Plaintiffs had asked for the preliminary injunction to stop USDA from implementing the new rules until the full lawsuit could be heard in court. They argued the rule exceeds the authority granted to USDA in the 2008 farm bill and is "arbitrary and capricious, offering little benefit to consumers while fundamentally altering the meat and poultry industry."
Some groups like the new rules, other do not
A Farm Press sister publication, BEEF magazine, is reporting Jon Wooster, U.S. Cattlemen’s Association (USCA) president, one of the groups who favor the USDA new rules, applauded the court's ruling last week.
“We, of course, are pleased with the court’s decision to deny the preliminary injunction requested by the plaintiffs. If the injunction had been granted, it would have ensured that the U.S. would be in violation of its trade obligations under the WTO," Wooster said.
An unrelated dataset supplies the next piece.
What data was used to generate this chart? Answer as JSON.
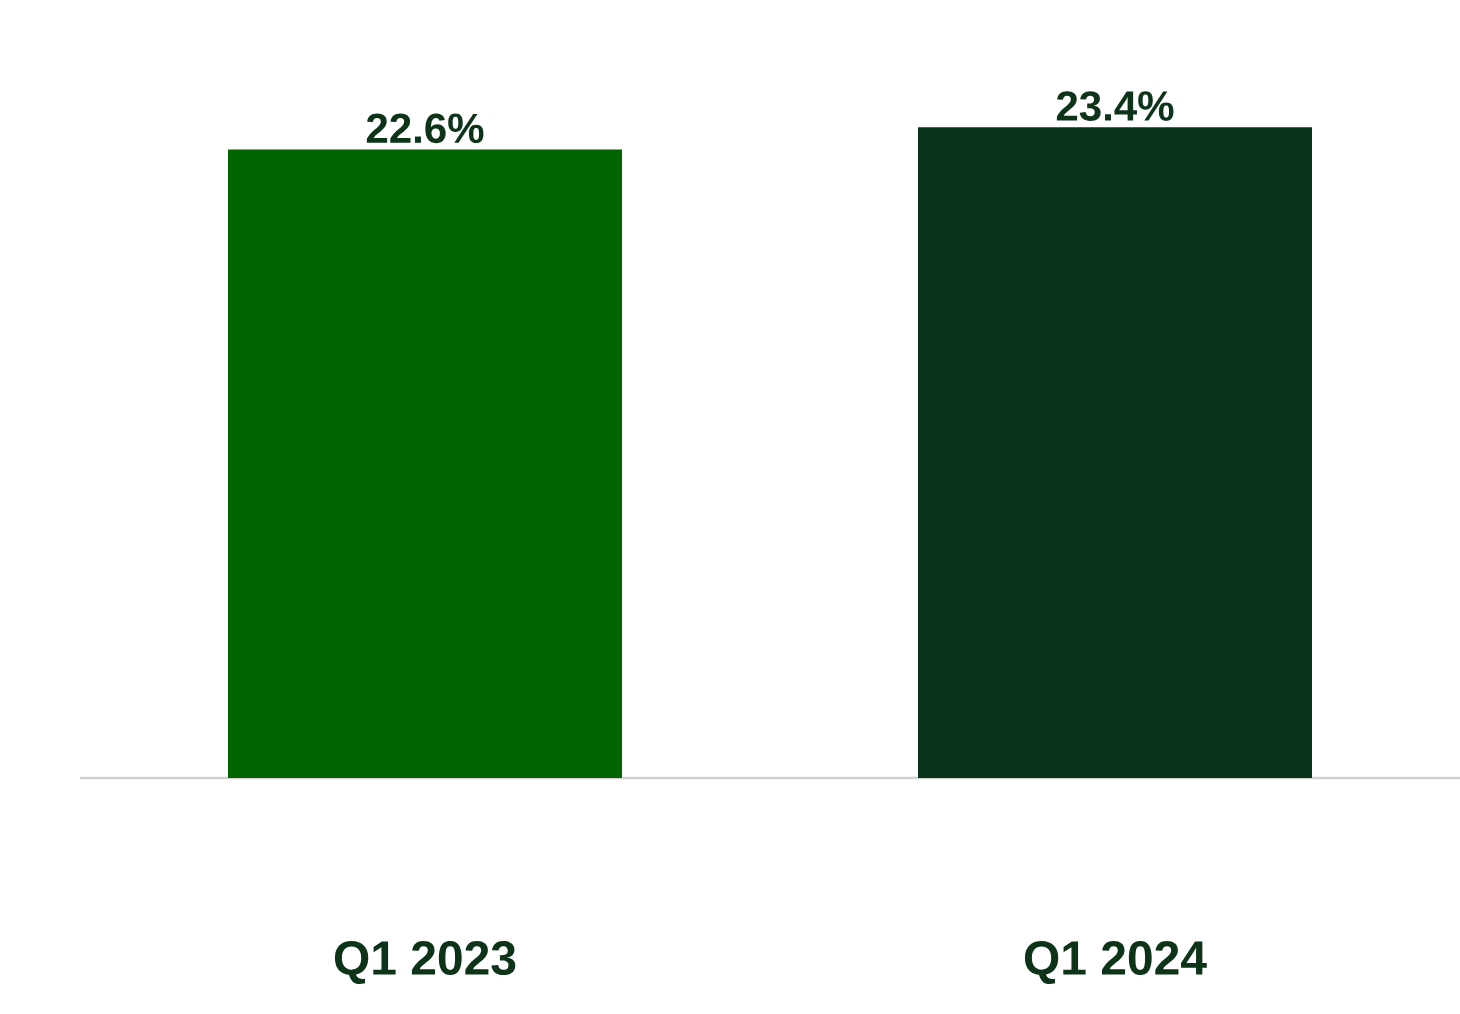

USCA, along with the National Farmers Union (NFU), American Sheep Industry Association (ASIA), and the Consumer Federation of America (CFA), became interveners in the lawsuit last month, which gives them the ability to fully participate in the lawsuit.
In spite of denying the preliminary injunction last week, the American Meat Institute, one of the nine plaintiffs in the COOL case, believes several aspects of the court’s ruling are still susceptible to challenge in court and say a plan to consider a formal appeal is underway.
Woodall warns that without the temporary injunction, there is a good chance Canada and Mexico will consider initiating a process of economic retaliation against the U.S. over what they believe are illegal rules offered up by USDA. He says another option is to look at a new farm bill as a way to "get this fixed."
According to an agricultural economist at Kansas State University, the revised policy requires packers to list individually the countries where the animal was born, raised and slaughtered. For instance, a revised label on a package of beef sirloin steak might state, “Born in Mexico, raised and slaughtered in the United States.” Before, the label for that same product more simply read, “Product of Mexico and the United States.”
“More segregation (in the labels) will lead to more cost,” said Glynn Tonsor, an associate professor of agricultural economics at KSU, and she says the end result could be higher consumer prices.
U.S. Agriculture Secretary Tom Vilsack said in July that his agency still plans on implementing the final rules in November unless the preliminary injunction was granted.